Екатерина Звонцова
Рыцарь умер дважды
Мы видели их, мы слышали их, пути на краю земли, И вела нас Сила превыше земных, и иначе мы не могли.
Пролог
[Тот, кто давно мертв]
О
Больше других ― тебя, нечестивец,
Ты танцуешь среди них, притворяясь равным, ― но все равно высишься, вырастаешь искусно вырубленным деревянным божком. В твоих длинных волосах вороний череп; чудится, что глазницы светятся золотом. Впрочем, не чудится, ведь ты колдун, как и я. Другой свет, свет твоих глаз, рожден кострами ― теми, что пылают теперь на площади, теми, что видны по всему краю Форта, где вы вольготно обжились. Что вы ищете в огне? К кому взываете, запрокидывая головы, давая пламени играть на лицах? Однажды я спросил, молитесь ли вы Звездам. Что ты ответил? «Звезды ― лишь частицы мира, молиться им ― что молиться каплям росы». Я промолчал, мы не смели неволить вас в вере. Не стоит мешать слепцу, сознательно выбравшему слепоту.

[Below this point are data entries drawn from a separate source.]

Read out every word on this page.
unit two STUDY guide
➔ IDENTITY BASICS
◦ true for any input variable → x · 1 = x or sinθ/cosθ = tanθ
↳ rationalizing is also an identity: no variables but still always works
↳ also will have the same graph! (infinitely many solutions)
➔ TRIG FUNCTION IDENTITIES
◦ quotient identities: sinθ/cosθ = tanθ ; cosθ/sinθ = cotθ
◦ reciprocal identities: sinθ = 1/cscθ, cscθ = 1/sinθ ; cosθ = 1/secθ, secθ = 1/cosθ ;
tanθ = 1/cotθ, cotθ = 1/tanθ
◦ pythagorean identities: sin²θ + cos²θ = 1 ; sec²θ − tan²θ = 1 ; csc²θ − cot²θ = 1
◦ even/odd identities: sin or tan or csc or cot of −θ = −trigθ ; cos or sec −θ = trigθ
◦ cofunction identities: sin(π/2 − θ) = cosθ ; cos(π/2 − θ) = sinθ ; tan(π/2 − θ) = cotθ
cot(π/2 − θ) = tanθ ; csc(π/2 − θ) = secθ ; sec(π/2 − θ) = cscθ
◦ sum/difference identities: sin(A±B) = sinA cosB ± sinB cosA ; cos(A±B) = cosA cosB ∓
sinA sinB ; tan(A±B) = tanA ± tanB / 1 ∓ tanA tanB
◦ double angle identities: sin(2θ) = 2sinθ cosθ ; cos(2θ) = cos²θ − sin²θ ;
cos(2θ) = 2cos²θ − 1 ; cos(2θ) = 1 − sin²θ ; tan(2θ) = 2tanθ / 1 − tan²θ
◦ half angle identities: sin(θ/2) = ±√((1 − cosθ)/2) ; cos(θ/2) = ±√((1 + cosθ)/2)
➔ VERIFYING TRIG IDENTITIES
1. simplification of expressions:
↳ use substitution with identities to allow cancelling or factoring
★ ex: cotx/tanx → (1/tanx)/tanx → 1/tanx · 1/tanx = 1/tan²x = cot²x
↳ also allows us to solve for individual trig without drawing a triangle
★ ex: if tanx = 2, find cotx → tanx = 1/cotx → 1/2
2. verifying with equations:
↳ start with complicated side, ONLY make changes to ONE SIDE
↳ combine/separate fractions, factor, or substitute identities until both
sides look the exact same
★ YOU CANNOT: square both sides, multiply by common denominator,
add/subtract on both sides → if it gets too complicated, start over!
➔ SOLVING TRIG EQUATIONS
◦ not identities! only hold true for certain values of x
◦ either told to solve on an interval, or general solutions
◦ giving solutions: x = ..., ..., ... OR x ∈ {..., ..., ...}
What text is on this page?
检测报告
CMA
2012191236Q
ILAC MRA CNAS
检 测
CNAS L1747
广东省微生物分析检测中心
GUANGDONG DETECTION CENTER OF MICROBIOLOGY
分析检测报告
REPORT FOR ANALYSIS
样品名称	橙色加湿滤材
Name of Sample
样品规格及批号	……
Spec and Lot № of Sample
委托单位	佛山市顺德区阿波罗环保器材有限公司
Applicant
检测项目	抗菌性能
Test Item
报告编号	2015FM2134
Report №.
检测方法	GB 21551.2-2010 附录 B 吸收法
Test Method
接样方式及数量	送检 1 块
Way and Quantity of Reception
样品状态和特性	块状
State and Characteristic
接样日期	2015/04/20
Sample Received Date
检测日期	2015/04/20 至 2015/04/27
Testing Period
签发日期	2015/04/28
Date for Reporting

…Ты танцуешь, восхваляя ваших странных духов, но скоро вернешься и сядешь подле меня. Наши чаши рядом, там недопитое вино ― оранжевое, как огонь, апельсиновое, которое вы так полюбили. Оно терпче нашего: вы добавляете туда дикие ягоды лиан, соцветия сорных ползучих кустарников. Не потому ли запах так резок и сладок, не потому ли так играет искристая глубина?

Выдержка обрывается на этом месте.